Reduced shipping volumes immediately mean less work for truckers—thousands of people taking a hit to their income right off the bat, which in turns leads to less economic activity. This is exactly what people mean when they say no part of the economy exists in a vacuum. It’s all connected.


for the curious amongst us, will meaningful real-time data be available to track the impact to the supply chain?


Yes. The port traffic data discussed in this thread is one such example.

I'm not an economist or supply chain expert myself, so I rely on actual subject-matter experts to interpret and contextualize the raw numbers for me. So far, they're all painting a pretty gloomy picture.

Good people to follow on this are CEO of Flexport Ryan Petersen [1], Jason Miller from MSU who had a great podcast with Derek Thompson [2], CEO of FreightWaves Craig Fuller [3], etc.

[1] https://www.businessinsider.com/small-businesses-buying-impo...

[2] https://www.theringer.com/podcasts/plain-english-with-derek-...

[3] https://www.cnbc.com/video/2025/04/28/its-about-to-get-much-...

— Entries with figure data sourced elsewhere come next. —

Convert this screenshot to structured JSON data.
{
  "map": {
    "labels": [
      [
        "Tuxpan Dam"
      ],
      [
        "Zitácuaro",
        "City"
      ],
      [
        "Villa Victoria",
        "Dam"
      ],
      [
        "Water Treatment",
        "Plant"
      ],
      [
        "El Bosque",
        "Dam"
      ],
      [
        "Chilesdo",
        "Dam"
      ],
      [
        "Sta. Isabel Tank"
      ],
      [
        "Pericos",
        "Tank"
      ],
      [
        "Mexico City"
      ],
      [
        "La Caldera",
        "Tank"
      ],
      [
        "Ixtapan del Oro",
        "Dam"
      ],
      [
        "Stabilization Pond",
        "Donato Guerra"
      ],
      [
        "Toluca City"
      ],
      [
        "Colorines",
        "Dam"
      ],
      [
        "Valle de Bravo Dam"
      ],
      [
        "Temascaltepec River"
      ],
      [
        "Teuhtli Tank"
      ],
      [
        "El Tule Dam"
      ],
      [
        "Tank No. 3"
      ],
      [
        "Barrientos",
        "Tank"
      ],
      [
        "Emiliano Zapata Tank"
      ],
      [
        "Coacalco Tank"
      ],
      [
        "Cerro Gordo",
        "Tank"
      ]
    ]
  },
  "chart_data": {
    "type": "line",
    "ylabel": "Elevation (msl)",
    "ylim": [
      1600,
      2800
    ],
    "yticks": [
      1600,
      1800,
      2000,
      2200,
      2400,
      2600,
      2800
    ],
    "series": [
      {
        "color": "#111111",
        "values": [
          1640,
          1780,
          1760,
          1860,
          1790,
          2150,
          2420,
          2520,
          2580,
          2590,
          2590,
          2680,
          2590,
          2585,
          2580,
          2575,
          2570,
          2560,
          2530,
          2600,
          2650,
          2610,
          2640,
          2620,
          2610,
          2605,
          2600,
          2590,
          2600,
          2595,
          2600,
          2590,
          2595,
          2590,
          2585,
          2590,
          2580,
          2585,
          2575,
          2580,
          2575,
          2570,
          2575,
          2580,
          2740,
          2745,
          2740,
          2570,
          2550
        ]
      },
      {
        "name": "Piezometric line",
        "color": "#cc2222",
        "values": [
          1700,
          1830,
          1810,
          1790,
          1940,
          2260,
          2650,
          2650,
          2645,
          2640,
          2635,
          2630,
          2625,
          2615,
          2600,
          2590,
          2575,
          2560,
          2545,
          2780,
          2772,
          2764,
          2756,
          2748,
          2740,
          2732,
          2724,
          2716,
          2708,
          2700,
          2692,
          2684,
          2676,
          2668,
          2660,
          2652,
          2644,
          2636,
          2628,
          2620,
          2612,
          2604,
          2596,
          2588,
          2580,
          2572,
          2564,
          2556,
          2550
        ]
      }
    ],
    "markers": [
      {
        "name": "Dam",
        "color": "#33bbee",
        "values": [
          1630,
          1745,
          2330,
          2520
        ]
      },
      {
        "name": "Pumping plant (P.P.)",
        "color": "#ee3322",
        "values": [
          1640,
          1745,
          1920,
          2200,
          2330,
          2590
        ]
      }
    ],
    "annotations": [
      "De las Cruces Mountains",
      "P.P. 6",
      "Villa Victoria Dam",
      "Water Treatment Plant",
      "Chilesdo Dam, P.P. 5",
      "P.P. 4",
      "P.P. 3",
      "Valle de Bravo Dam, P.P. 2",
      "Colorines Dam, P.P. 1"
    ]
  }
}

No, that's all just normal "this is how an economy works" stuff. It has nothing to do with Reagan or what people refer to as "trickle down economics".


This is a bad comparison.

Tobacco and alcohol, both of which have objective, measurable negative health outcomes supported by decades of research, versus some vague notion of "junk products" as defined by... who? And this is without even getting into the fact that the tariffs will raise the price of everything, not just these supposed "junk products."


I don't see how any of this refutes the claim that the Chinese population has a much greater pain threshold than the US. If anything, you're only bolstering the claim.


> I don't see how any of this refutes the claim that the Chinese population has a much greater pain threshold than the US.

I was more combatting the point that China has some super smart decade+ forward thinking leadership. Whereas the reality is that the same political party is still willing to sacrifice tens of millions of Chinese people for negative economic growth.

The resilience of course is another thing. The main reasons they have a higher pain threshold is that for many the quality of living never really changed drastically and there is a heightened sense of nationalism. More generally, on a personal level Asians try to "save face", meaning they could be starving to death and still smiling to not let their enemy see their pain.

I still maintain that they can't hold out, and that the CCP has been very quietly entering into negotiations with the US [1]. There was already an exceptionally difficult property market situation threatening stability, and now their entire supply chain is being disrupted on every level. The pressure they are under is immense.